Closing Quebec’s prosperity gap with the rest of Canada would result in $8,000 more per year per household, according to a new report from TD Economics.

To do so, TD Economics says the province must invest more of its resources in capital equipment, education and infrastructure, as well as reduce the regulatory burden, personal and corporate taxes and better facilitate the integration of immigrants into the workforce.

Getting Quebecers to work longer hours to increase their standard of living would also narrow the productivity gap, but does not take into account many other elements that contribute to prosperity levels, TD Economics says.

“An economy that invests more of its resources in capital equipment, education or infrastructure tends to have an easier time translating each hour worked into production of goods and services,” says Don Drummond, senior vp and chief economist of TD Bank Financial Group. “As such many of the challenges reside at the societal level, rather than with individual workers.”

The report points to a number of positive developments towards a more prosperous Quebec. Successive government initiatives have led to lower deficits and unemployment rate, as well as modest tax reductions and more funding for priority programs. Today, the province possesses an “enviable list of assets” including a diverse economy and high quality of life.

“Quebec can parlay its comparative strengths into prosperity. By doing so, rising incomes will generate the revenues for government to strengthen social services and enable companies to increase salaries and benefits for its workers,” says Drummond.

A number of looming challenges threaten the province’s future standard of living.

An aging population represents a major threat, notwithstanding the recent spike in Quebec’s average fertility rate. This trend will also place enormous pressure on the funding of health care services, given that the cost of care is estimated to be five times more expensive for someone aged 65 and over than someone under 65 years.

Another risk to Quebec’s economy is competition from both developed and emerging nations. This will have a significant impact on the manufacturing sector, which has long been a driving force behind the province’s prosperity. The province’s textile industry has already been hit extremely hard. However its impact will broaden to other areas of capital-intensive, manufacturing, including newsprint and pharmaceuticals.

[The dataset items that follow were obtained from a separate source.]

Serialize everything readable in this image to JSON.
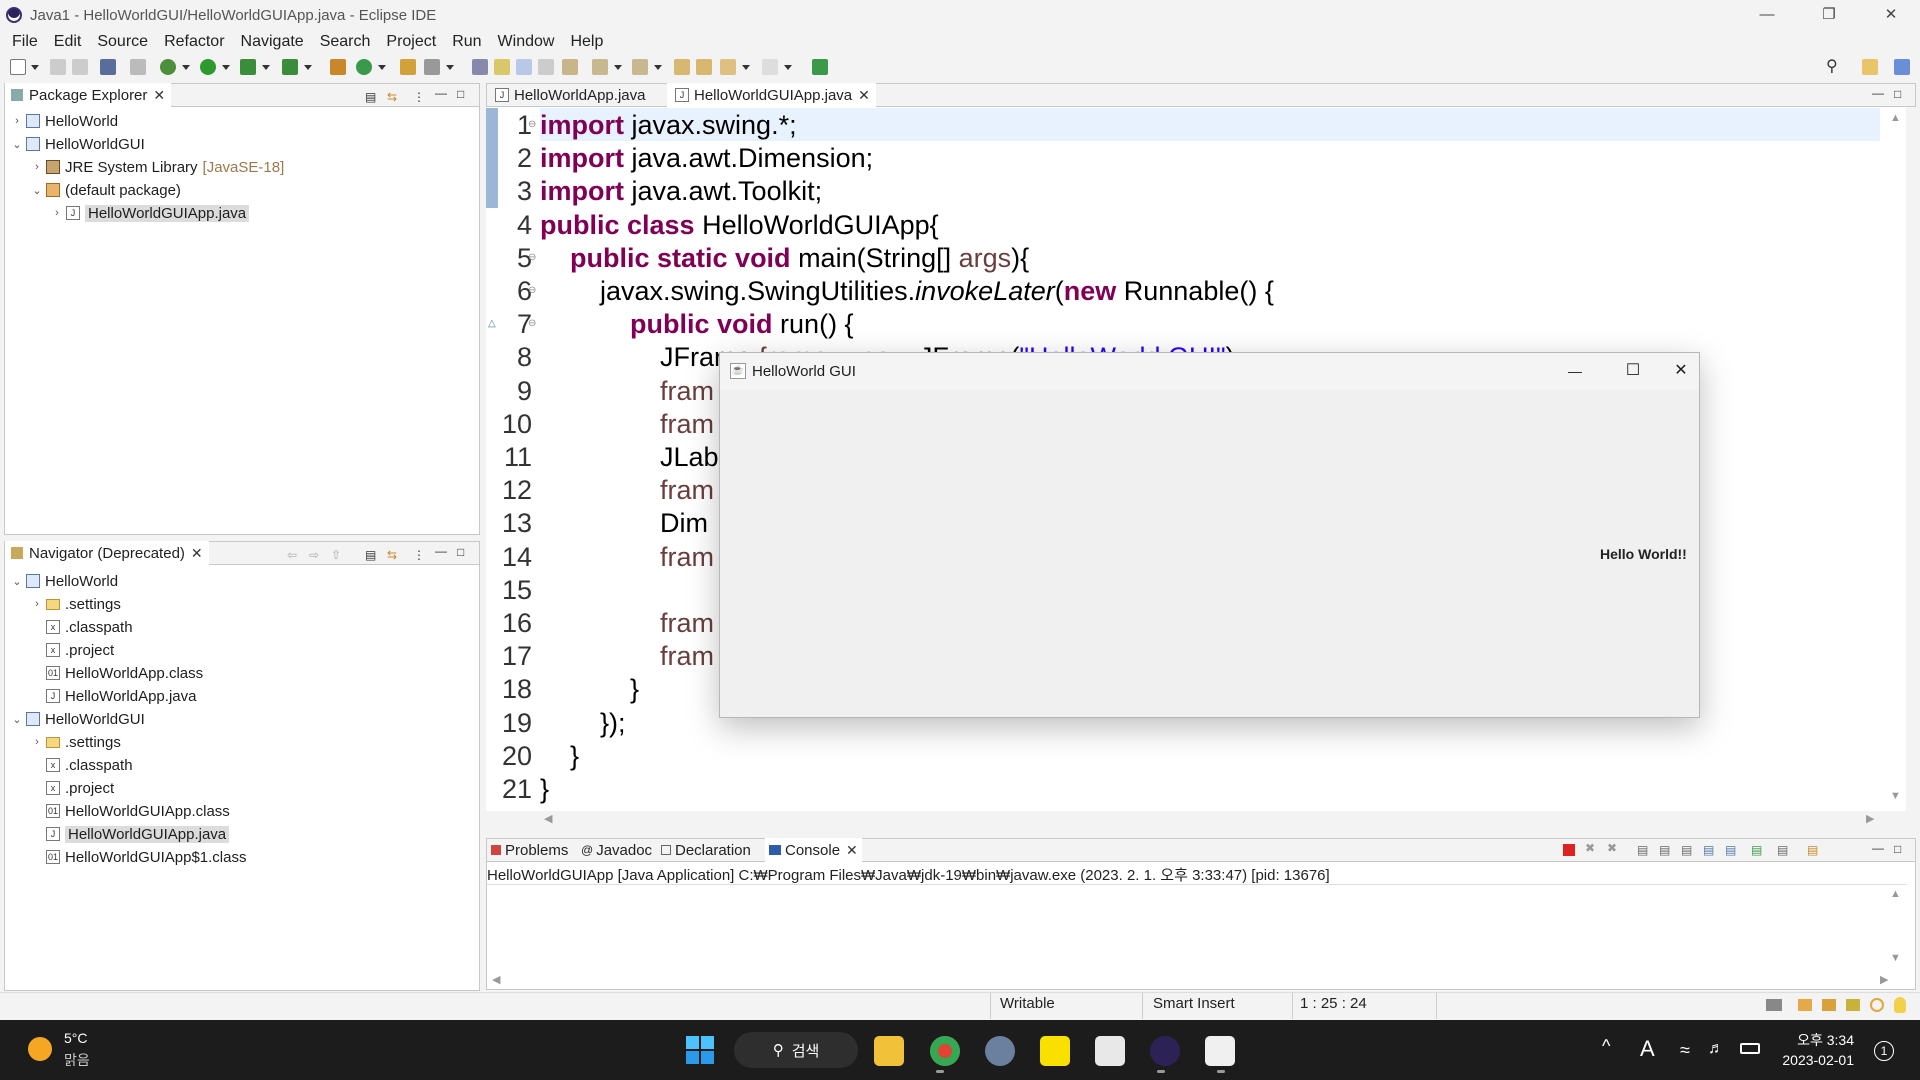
{
  "window": {
    "title": "Java1 - HelloWorldGUI/HelloWorldGUIApp.java - Eclipse IDE"
  },
  "menu": [
    "File",
    "Edit",
    "Source",
    "Refactor",
    "Navigate",
    "Search",
    "Project",
    "Run",
    "Window",
    "Help"
  ],
  "package_explorer": {
    "title": "Package Explorer",
    "items": [
      {
        "label": "HelloWorld",
        "level": 0,
        "chevron": "›",
        "icon": "project"
      },
      {
        "label": "HelloWorldGUI",
        "level": 0,
        "chevron": "⌄",
        "icon": "project"
      },
      {
        "label": "JRE System Library",
        "suffix": "[JavaSE-18]",
        "level": 1,
        "chevron": "›",
        "icon": "library"
      },
      {
        "label": "(default package)",
        "level": 1,
        "chevron": "⌄",
        "icon": "package"
      },
      {
        "label": "HelloWorldGUIApp.java",
        "level": 2,
        "chevron": "›",
        "icon": "java-file",
        "selected": true
      }
    ]
  },
  "navigator": {
    "title": "Navigator (Deprecated)",
    "items": [
      {
        "label": "HelloWorld",
        "level": 0,
        "chevron": "⌄",
        "icon": "project"
      },
      {
        "label": ".settings",
        "level": 1,
        "chevron": "›",
        "icon": "folder"
      },
      {
        "label": ".classpath",
        "level": 1,
        "icon": "file"
      },
      {
        "label": ".project",
        "level": 1,
        "icon": "file"
      },
      {
        "label": "HelloWorldApp.class",
        "level": 1,
        "icon": "class-file"
      },
      {
        "label": "HelloWorldApp.java",
        "level": 1,
        "icon": "java-file"
      },
      {
        "label": "HelloWorldGUI",
        "level": 0,
        "chevron": "⌄",
        "icon": "project"
      },
      {
        "label": ".settings",
        "level": 1,
        "chevron": "›",
        "icon": "folder"
      },
      {
        "label": ".classpath",
        "level": 1,
        "icon": "file"
      },
      {
        "label": ".project",
        "level": 1,
        "icon": "file"
      },
      {
        "label": "HelloWorldGUIApp.class",
        "level": 1,
        "icon": "class-file"
      },
      {
        "label": "HelloWorldGUIApp.java",
        "level": 1,
        "icon": "java-file",
        "selected": true
      },
      {
        "label": "HelloWorldGUIApp$1.class",
        "level": 1,
        "icon": "class-file"
      }
    ]
  },
  "editor": {
    "tabs": [
      {
        "label": "HelloWorldApp.java",
        "active": false
      },
      {
        "label": "HelloWorldGUIApp.java",
        "active": true
      }
    ],
    "lines": [
      [
        {
          "t": "import",
          "c": "kw"
        },
        {
          "t": " javax.swing.*;"
        }
      ],
      [
        {
          "t": "import",
          "c": "kw"
        },
        {
          "t": " java.awt.Dimension;"
        }
      ],
      [
        {
          "t": "import",
          "c": "kw"
        },
        {
          "t": " java.awt.Toolkit;"
        }
      ],
      [
        {
          "t": "public class",
          "c": "kw"
        },
        {
          "t": " HelloWorldGUIApp{"
        }
      ],
      [
        {
          "t": "    "
        },
        {
          "t": "public static void",
          "c": "kw"
        },
        {
          "t": " main(String[] "
        },
        {
          "t": "args",
          "c": "par"
        },
        {
          "t": "){"
        }
      ],
      [
        {
          "t": "        javax.swing.SwingUtilities."
        },
        {
          "t": "invokeLater",
          "c": "it"
        },
        {
          "t": "("
        },
        {
          "t": "new",
          "c": "kw"
        },
        {
          "t": " Runnable() {"
        }
      ],
      [
        {
          "t": "            "
        },
        {
          "t": "public void",
          "c": "kw"
        },
        {
          "t": " run() {"
        }
      ],
      [
        {
          "t": "                JFrame "
        },
        {
          "t": "frame",
          "c": "par"
        },
        {
          "t": " = "
        },
        {
          "t": "new",
          "c": "kw"
        },
        {
          "t": " JFrame("
        },
        {
          "t": "\"HelloWorld GUI\"",
          "c": "str"
        },
        {
          "t": ");"
        }
      ],
      [
        {
          "t": "                "
        },
        {
          "t": "fram",
          "c": "par"
        }
      ],
      [
        {
          "t": "                "
        },
        {
          "t": "fram",
          "c": "par"
        }
      ],
      [
        {
          "t": "                JLab"
        }
      ],
      [
        {
          "t": "                "
        },
        {
          "t": "fram",
          "c": "par"
        }
      ],
      [
        {
          "t": "                Dim"
        }
      ],
      [
        {
          "t": "                "
        },
        {
          "t": "fram",
          "c": "par"
        }
      ],
      [
        {
          "t": ""
        }
      ],
      [
        {
          "t": "                "
        },
        {
          "t": "fram",
          "c": "par"
        }
      ],
      [
        {
          "t": "                "
        },
        {
          "t": "fram",
          "c": "par"
        }
      ],
      [
        {
          "t": "            }"
        }
      ],
      [
        {
          "t": "        });"
        }
      ],
      [
        {
          "t": "    }"
        }
      ],
      [
        {
          "t": "}"
        }
      ]
    ]
  },
  "jframe": {
    "title": "HelloWorld GUI",
    "label": "Hello World!!"
  },
  "bottom": {
    "tabs": [
      "Problems",
      "Javadoc",
      "Declaration",
      "Console"
    ],
    "console_line": "HelloWorldGUIApp [Java Application] C:₩Program Files₩Java₩jdk-19₩bin₩javaw.exe  (2023. 2. 1. 오후 3:33:47) [pid: 13676]"
  },
  "status": {
    "writable": "Writable",
    "insert": "Smart Insert",
    "position": "1 : 25 : 24"
  },
  "taskbar": {
    "weather_temp": "5°C",
    "weather_desc": "맑음",
    "search": "검색",
    "time": "오후 3:34",
    "date": "2023-02-01",
    "notif": "1",
    "ime": "A"
  }
}
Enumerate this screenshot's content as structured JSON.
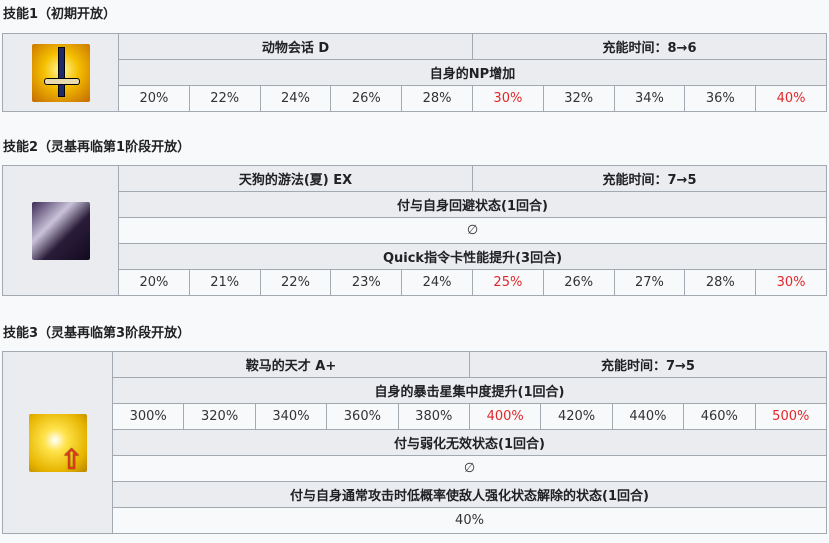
{
  "skills": [
    {
      "heading": "技能1（初期开放）",
      "icon": "sword-icon",
      "name": "动物会话 D",
      "cooldown": "充能时间：8→6",
      "effects": [
        {
          "label": "自身的NP增加",
          "values": [
            "20%",
            "22%",
            "24%",
            "26%",
            "28%",
            "30%",
            "32%",
            "34%",
            "36%",
            "40%"
          ]
        }
      ]
    },
    {
      "heading": "技能2（灵基再临第1阶段开放）",
      "icon": "evasion-icon",
      "name": "天狗的游法(夏) EX",
      "cooldown": "充能时间：7→5",
      "effects": [
        {
          "label": "付与自身回避状态(1回合)",
          "single": "∅"
        },
        {
          "label": "Quick指令卡性能提升(3回合)",
          "values": [
            "20%",
            "21%",
            "22%",
            "23%",
            "24%",
            "25%",
            "26%",
            "27%",
            "28%",
            "30%"
          ]
        }
      ]
    },
    {
      "heading": "技能3（灵基再临第3阶段开放）",
      "icon": "star-up-icon",
      "name": "鞍马的天才 A+",
      "cooldown": "充能时间：7→5",
      "effects": [
        {
          "label": "自身的暴击星集中度提升(1回合)",
          "values": [
            "300%",
            "320%",
            "340%",
            "360%",
            "380%",
            "400%",
            "420%",
            "440%",
            "460%",
            "500%"
          ]
        },
        {
          "label": "付与弱化无效状态(1回合)",
          "single": "∅"
        },
        {
          "label": "付与自身通常攻击时低概率使敌人强化状态解除的状态(1回合)",
          "single": "40%"
        }
      ]
    }
  ],
  "highlight_color": "#e0282c"
}
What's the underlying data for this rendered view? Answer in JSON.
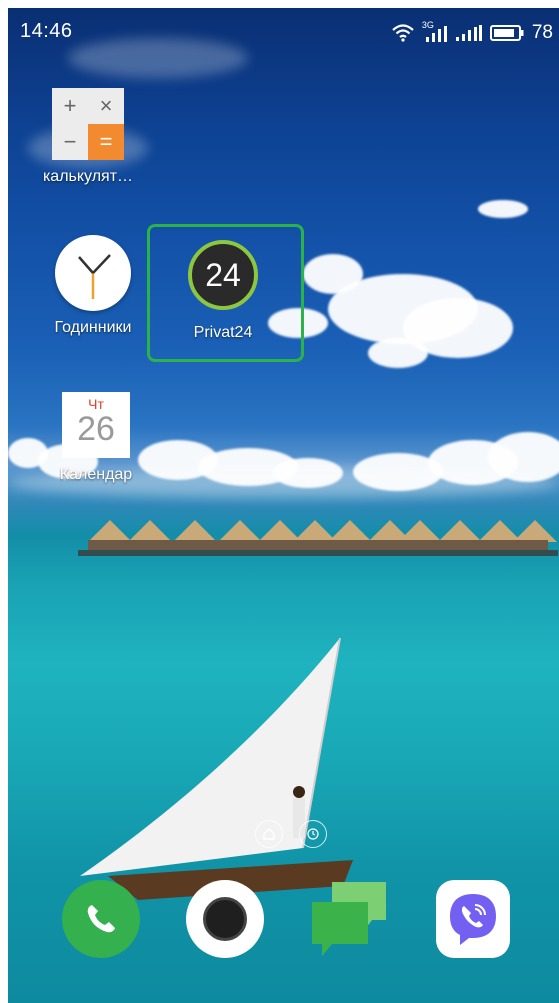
{
  "status_bar": {
    "time": "14:46",
    "network": "3G",
    "battery_percent": "78",
    "icons": [
      "wifi-icon",
      "signal-3g-icon",
      "signal-icon",
      "battery-icon"
    ]
  },
  "desktop": {
    "apps": [
      {
        "name": "calculator",
        "label": "калькулят…",
        "icon": "calculator-icon",
        "glyphs": [
          "+",
          "×",
          "−",
          "="
        ]
      },
      {
        "name": "clock",
        "label": "Годинники",
        "icon": "clock-icon"
      },
      {
        "name": "privat24",
        "label": "Privat24",
        "icon": "privat24-icon",
        "icon_text": "24",
        "highlighted": true,
        "highlight_color": "#2bb24a"
      },
      {
        "name": "calendar",
        "label": "Календар",
        "icon": "calendar-icon",
        "weekday": "Чт",
        "day": "26"
      }
    ]
  },
  "navigation": {
    "icons": [
      "home-icon",
      "clock-small-icon"
    ]
  },
  "dock": {
    "apps": [
      {
        "name": "phone",
        "icon": "phone-icon",
        "color": "#34b14e"
      },
      {
        "name": "camera",
        "icon": "camera-icon"
      },
      {
        "name": "messages",
        "icon": "messages-icon",
        "color": "#3cb34a"
      },
      {
        "name": "viber",
        "icon": "viber-icon",
        "color": "#7360f2"
      }
    ]
  }
}
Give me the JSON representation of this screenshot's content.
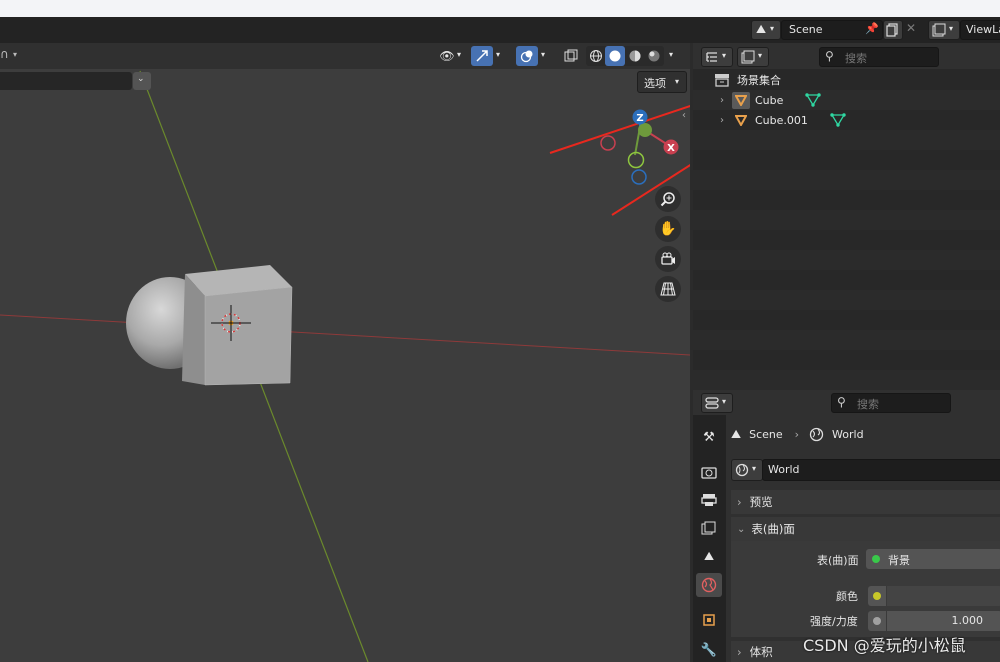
{
  "topbar": {
    "scene_name": "Scene",
    "view_layer": "ViewLa"
  },
  "viewport": {
    "options_label": "选项",
    "gizmo": {
      "z": "Z",
      "x": "X"
    }
  },
  "outliner": {
    "search_placeholder": "搜索",
    "collection": "场景集合",
    "items": [
      {
        "name": "Cube"
      },
      {
        "name": "Cube.001"
      }
    ]
  },
  "properties": {
    "search_placeholder": "搜索",
    "breadcrumb": {
      "scene": "Scene",
      "world": "World"
    },
    "world_name": "World",
    "sections": {
      "preview": "预览",
      "surface": "表(曲)面",
      "volume": "体积"
    },
    "fields": {
      "surface_label": "表(曲)面",
      "surface_value": "背景",
      "color_label": "颜色",
      "strength_label": "强度/力度",
      "strength_value": "1.000"
    }
  },
  "watermark": "CSDN @爱玩的小松鼠",
  "colors": {
    "accent_blue": "#4772b3",
    "mesh_orange": "#e8a04c",
    "arrow_red": "#e8281e",
    "vertex_green": "#2fd8a2"
  }
}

TD Economics is optimistic Quebec can address these and other long-term challenges by investing more resources in education and infrastructure and improving the business climate, all with the aim to generate greater prosperity throughout the province.

It calls on on individuals and businesses in Quebec to recognize their over-reliance on large government funding programs.

The report concedes that many people may balk at the idea of paying more upfront for government services, but one of the ultimate objectives of the user pay system is to lower the province’s high income-tax burden, which remains one of the key barriers to working, saving and investing in Quebec. Lowering this burden is fundamental to higher incomes and greater standard of living.

“The view that governments are in a position to provide large subsidies needs to be replaced by one that supports targeting assistance to those most in need,” said Don Drummond. “Ultimately the government must meticulously scrutinize where and how it spends taxpayer dollars to ensure that programs and services provide the greatest value for money.”